24th January 2024 - Senator Micheál Carrigy

A commitment to establish a pilot ‘One-Stop-Shop’ to offer support and service pathways to autistic adults and children is extremely welcome, according to Fine Gael Senator Micheal Carrigy.

Senator Carrigy said Government support for the development of an integrated, accessible community-based model of support, similar to what is in operation in Scotland, is positive.

Senator Carrigy, Chair of the All Party Parliamentary Group on Autism, said: “The Joint Committee on Autism was established in February 2022 and heard from multiple stakeholders on how to improve services and supports for autistic people.

“In a report published last June following 23 meetings, the Committee made several recommendations that we would like to see adopted by Government.

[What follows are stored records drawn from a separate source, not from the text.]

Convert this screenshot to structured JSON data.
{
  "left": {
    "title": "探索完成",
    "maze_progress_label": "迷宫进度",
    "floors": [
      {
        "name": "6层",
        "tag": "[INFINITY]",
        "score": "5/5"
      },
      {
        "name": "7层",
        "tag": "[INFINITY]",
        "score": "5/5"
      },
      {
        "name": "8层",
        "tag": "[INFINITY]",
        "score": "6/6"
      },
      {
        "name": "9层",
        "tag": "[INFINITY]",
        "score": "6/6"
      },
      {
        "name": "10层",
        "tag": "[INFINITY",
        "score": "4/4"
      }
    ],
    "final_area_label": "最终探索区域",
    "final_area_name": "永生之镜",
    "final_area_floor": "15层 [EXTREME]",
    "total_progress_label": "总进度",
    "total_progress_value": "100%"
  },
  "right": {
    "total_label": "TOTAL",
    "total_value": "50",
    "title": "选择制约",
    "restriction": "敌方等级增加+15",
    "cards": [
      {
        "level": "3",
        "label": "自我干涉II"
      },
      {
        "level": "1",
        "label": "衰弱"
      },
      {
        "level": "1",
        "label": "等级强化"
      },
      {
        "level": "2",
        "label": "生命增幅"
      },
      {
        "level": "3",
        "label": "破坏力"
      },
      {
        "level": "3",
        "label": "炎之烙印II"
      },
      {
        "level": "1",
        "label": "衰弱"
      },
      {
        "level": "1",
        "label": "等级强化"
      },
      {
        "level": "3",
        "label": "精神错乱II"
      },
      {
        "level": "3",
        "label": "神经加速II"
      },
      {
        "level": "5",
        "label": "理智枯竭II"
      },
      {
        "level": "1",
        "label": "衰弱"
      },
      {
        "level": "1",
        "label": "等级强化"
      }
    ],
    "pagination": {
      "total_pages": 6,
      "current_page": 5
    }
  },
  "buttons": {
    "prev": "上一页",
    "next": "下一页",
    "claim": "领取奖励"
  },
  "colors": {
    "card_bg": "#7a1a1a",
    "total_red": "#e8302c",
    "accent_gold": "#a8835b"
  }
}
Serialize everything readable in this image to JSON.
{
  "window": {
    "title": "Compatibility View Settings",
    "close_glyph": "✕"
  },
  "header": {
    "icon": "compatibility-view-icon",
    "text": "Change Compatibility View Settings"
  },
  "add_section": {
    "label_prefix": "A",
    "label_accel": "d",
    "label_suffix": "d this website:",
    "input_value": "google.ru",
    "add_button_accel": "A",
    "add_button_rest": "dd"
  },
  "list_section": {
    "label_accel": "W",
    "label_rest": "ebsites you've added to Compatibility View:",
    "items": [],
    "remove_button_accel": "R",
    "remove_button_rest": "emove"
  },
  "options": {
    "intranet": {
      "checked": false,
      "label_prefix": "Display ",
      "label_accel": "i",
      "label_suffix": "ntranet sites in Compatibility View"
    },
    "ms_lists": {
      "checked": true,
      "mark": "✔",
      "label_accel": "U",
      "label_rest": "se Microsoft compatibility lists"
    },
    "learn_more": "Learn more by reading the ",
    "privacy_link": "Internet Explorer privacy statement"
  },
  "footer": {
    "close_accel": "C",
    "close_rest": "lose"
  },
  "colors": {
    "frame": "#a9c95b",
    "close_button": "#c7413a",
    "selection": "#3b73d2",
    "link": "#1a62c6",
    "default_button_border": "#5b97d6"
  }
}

“One of those includes the introduction of a One-Stop-Shop programme where autistic people and those who have not yet received a diagnosis can receive information and can link in with the services they require.

“In the Seanad this week, I raised the need for funding for a pilot One-Stop-Shop to support autistic adults and children both before and after their diagnosis, similar to centres which have been successful in Scotland.

“In response, Minister of State with Special Responsibility for Disabilities Anne Rabbitte said she supported a pilot programme One-Stop-Shop. The Minister said she and Government would support the development of an integrated, accessible community-based model of support that was recommended by the Oireachtas committee.

“It is understood the HSE will soon be awarding a new round of grants and there could be an opportunity to provide the community-based model. It is hoped that other recommendations made by the Committee may also be actioned.

“Charities such as AsIAm provide guidance, an information line and other supports to the autistic community, but there is no public service where autistic people can get information on how to access services.

“A model has been piloted in Scotland where a One-Stop-Shop offers advice and information to autistic people as well as linking in with other services. These One-Stop-Shops offer information, signpost or refer on to specialist services and also offer peer group support.

“Global support group Thriving Autistic currently offers a clinician-led model of peer support where an occupational therapist or psychologist facilitates weekly and monthly meetings.

“A One-Stop-Shop could provide a service to autistic adults who do not require one to one support from clinicians regularly. It would also be essential in providing guidance to parents and guardians in finding care for their children,” Senator Carrigy said.